The medieval definition of a tyrant was a ruler who reigned for his own benefit rather than for that of the community - the community in this sense being principally the nobles, gentry and other powerful men. If you want a working example, check out the Viscontis of Milan. Now they were tyrants - you could be executed just for walking through their private garden. No Plantagenet comes close, in fact they were pussy cats by comparison. Hell, most of the Tudors were pussy cats by comparison.
'Tyrant' is a word that gets passed around quite a lot - often it means no more than 'authoritative ruler I don't like.' Some people describe President Lincoln as a tyrant - when you consider his extra-judicial imprisonment of sundry Maryland legislaters and various newspaper editors, you can see where they are coming from. The defence for Lincoln is 'necessity'. It's an old tradition that in exceptional times, rulers may use exceptional measures. This was well-established in England - as late as the 17th Century a court of law held that only the Sovereign could judge what was 'necessary' when the realm was under threat. It certainly was OK to temporarily appropriate the property of subjects and impose special taxation. (It took a civil war to take some of these things out of the Prerogative.)
In the case of the third Richard, England was faced with war with France, Brittany or Scotland for all or most of his reign. He also faced internal rebellion. In the circumstances, he was entitled to use what we would now call 'emergency powers'. His reign was far too short for us to know how he would have behaved under normal circumstances, as opposed to clear and present danger. I suspect, at the lowest, no worse than Edward IV or Henry VII.

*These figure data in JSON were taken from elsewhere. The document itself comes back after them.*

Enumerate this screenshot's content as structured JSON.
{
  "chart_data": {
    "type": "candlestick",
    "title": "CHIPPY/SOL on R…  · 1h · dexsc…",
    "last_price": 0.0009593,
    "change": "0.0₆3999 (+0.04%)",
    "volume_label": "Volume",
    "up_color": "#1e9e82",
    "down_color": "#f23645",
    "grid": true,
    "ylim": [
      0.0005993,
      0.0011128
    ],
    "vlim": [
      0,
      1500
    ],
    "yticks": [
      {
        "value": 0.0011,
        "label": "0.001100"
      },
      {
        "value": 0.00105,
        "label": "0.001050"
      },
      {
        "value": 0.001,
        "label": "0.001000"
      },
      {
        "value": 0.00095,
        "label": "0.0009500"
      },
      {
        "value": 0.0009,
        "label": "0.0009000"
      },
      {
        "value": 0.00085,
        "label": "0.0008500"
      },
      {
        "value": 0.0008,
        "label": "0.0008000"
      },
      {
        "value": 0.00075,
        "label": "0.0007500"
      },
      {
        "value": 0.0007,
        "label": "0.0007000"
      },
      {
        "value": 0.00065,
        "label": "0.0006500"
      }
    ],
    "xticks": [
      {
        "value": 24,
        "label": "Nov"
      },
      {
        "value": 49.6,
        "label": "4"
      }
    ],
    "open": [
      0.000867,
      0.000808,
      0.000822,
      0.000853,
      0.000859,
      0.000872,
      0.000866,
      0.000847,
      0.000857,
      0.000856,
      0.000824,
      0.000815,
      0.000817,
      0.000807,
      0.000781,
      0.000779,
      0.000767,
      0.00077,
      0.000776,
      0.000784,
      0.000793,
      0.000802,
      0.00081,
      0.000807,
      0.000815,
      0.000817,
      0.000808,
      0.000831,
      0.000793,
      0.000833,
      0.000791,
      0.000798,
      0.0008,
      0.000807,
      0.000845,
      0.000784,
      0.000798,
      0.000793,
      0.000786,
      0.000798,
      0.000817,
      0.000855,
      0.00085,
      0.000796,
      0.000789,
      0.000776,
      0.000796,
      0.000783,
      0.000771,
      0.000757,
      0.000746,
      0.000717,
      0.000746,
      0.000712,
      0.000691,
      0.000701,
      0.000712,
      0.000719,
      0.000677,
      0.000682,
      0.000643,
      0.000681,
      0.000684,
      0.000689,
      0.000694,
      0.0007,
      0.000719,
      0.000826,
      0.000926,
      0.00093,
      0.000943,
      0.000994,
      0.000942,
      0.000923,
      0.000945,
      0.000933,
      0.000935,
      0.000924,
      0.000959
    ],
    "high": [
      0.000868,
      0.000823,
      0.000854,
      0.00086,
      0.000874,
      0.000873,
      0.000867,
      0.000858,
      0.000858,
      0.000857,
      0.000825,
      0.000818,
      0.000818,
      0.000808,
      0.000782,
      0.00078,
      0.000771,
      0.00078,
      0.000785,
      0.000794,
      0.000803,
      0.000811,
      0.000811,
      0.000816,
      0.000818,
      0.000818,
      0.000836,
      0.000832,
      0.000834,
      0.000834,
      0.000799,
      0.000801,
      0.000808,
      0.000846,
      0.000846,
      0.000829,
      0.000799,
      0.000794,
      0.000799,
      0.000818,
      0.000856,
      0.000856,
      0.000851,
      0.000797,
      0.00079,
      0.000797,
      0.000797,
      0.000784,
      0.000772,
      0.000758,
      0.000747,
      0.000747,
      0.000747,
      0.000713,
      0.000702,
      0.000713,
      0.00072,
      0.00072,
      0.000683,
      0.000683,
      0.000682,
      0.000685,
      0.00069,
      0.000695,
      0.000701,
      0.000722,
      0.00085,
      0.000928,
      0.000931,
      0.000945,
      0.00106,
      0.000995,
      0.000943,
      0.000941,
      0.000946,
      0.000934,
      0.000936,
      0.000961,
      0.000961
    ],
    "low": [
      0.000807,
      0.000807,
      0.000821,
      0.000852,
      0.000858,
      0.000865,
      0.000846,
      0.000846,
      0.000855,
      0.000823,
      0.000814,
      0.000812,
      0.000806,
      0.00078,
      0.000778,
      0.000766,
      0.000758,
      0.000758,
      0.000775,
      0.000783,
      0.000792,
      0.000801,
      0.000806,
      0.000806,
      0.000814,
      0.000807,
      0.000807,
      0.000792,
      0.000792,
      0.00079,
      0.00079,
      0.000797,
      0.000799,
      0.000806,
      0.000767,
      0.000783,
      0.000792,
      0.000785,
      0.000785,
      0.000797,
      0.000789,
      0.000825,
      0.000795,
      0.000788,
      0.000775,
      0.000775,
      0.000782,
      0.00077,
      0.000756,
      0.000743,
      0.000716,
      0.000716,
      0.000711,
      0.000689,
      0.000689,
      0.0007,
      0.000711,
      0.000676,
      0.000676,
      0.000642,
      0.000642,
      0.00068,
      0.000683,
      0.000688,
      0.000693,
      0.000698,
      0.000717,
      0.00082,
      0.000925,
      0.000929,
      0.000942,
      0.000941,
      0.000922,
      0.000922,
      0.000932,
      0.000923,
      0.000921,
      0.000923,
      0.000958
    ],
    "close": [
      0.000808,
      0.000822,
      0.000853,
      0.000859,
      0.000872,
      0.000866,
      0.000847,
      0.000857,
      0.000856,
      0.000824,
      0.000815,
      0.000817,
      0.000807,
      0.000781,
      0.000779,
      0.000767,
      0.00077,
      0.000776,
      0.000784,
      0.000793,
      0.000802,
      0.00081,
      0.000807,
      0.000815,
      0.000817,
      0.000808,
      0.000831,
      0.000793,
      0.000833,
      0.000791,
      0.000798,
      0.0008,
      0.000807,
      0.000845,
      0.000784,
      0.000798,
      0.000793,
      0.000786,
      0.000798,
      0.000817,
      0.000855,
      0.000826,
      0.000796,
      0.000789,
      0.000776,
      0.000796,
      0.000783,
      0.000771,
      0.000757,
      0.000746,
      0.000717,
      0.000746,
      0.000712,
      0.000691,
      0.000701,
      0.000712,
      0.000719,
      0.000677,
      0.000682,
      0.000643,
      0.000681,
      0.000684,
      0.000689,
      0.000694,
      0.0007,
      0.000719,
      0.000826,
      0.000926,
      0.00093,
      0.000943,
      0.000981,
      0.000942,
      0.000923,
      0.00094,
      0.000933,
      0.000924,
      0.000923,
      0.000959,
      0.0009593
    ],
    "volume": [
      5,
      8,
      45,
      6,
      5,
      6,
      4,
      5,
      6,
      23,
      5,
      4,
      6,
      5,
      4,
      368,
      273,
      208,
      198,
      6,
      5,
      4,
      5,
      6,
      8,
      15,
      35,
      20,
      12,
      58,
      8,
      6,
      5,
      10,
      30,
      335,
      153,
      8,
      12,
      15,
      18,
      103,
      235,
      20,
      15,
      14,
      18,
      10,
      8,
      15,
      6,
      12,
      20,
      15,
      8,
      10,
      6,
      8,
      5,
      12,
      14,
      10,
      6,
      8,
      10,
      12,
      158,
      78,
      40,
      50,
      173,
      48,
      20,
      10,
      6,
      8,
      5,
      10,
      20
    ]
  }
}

As for Richard II - well, most of what he did was under the authority of Parliament. If he was a tyrant, so were the Appellants when they used the Parliament for their ends. What was dodgy was the arbitrary life banishment of Bolingbroke and seizure of the Lancastrian inheritance. The threat to property implicit in this decision scared the hell out of the landed classes and this is certainly one of the issues that tipped the scales against the king.